Since I've started using mint.com (and a huge thank you to whomever recommended it to me in the comments here--I love it), one thing I've been really interested in is the feature that compares Mark's and my spending to the "average" American family's spending. Surprisingly, in most categories, we're below average. Our mortgage, car payment, fuel, utilities, and entertainment spending are all well below average. Our food spending is slightly higher than average, but not substantially. The only place where we spend substantially more than the average family is, unsurprisingly, pets.
Our collective income is not substantially below average. And we feel like we're barely able to keep up with our bills. So how are all of those people who spend more than we do and make less doing it? And with added child care costs we don't have? The answer has to be credit, right?
So where does it end? How much is this trend towards frugality (and even new "hipness" of frugality) really making a difference? Are those who are making inroads towards spending within their means still a fringe group? I think it's too early to tell, but knowing that people are planning on a 50% reduction in their Christmas spending certainly implies that's the case.
NaBloPoMo is over, and I did it! It's actually gotten not too difficult after three years. I'm going to try to continue posting daily, though not with my schedule of days. I like the discipline of it. I'm toying with doing themes each month, so I post at least 1-2 times per week on a theme. We'll see.
In the meantime, I need to take a look at how I did in November money-wise.

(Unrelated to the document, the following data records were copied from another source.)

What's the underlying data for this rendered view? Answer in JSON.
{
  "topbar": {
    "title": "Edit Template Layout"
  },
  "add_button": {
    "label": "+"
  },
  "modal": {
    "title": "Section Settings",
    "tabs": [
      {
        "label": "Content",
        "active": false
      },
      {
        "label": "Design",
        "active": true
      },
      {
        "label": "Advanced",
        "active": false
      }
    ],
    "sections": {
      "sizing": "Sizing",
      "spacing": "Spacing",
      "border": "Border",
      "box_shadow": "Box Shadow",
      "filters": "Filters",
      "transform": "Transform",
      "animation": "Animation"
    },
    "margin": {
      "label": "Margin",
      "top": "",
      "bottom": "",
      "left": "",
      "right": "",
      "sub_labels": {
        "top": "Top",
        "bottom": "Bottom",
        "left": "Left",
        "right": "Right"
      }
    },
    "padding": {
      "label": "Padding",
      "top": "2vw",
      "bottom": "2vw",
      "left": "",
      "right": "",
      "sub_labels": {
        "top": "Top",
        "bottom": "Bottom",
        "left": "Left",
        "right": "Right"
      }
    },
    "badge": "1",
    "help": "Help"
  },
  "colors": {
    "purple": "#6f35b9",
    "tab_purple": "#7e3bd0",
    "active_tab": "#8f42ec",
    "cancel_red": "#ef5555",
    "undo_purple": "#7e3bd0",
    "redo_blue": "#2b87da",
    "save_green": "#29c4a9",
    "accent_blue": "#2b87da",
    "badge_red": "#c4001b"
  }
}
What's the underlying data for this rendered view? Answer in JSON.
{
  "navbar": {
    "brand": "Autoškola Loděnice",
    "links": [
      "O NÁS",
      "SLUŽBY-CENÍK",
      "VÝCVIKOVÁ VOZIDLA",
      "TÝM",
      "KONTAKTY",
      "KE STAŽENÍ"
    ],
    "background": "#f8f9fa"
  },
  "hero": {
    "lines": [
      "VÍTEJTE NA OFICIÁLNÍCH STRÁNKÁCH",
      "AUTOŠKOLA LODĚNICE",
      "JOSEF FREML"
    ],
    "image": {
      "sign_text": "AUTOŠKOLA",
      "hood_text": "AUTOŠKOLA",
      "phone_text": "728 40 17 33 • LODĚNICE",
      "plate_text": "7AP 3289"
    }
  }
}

Mint.com will tell me!
$700 towards credit cards
$226 towards student loan
$100 towards savings
$146 on "Hobbies" (bath product stuff)
$100 on "Clothing" (there are some non-clothing GW purchases here too...)
$69 on "Shipping" (swaps and bath product sales)
$47 cash & ATM fees
$41 on eating out
$32 on gifts
$30 on doctor's co-pay
$15 on CDs
$11 on gym membership
$5 on "Electronics & software" (new headphones)
Total flexible spending: $496
Clearly, I am not happy with that total. I don't have $500 month to blow. The major areas I need to cut are my bath product supply spending (which I knew) and my general thrifting spending. I'll focus there this month.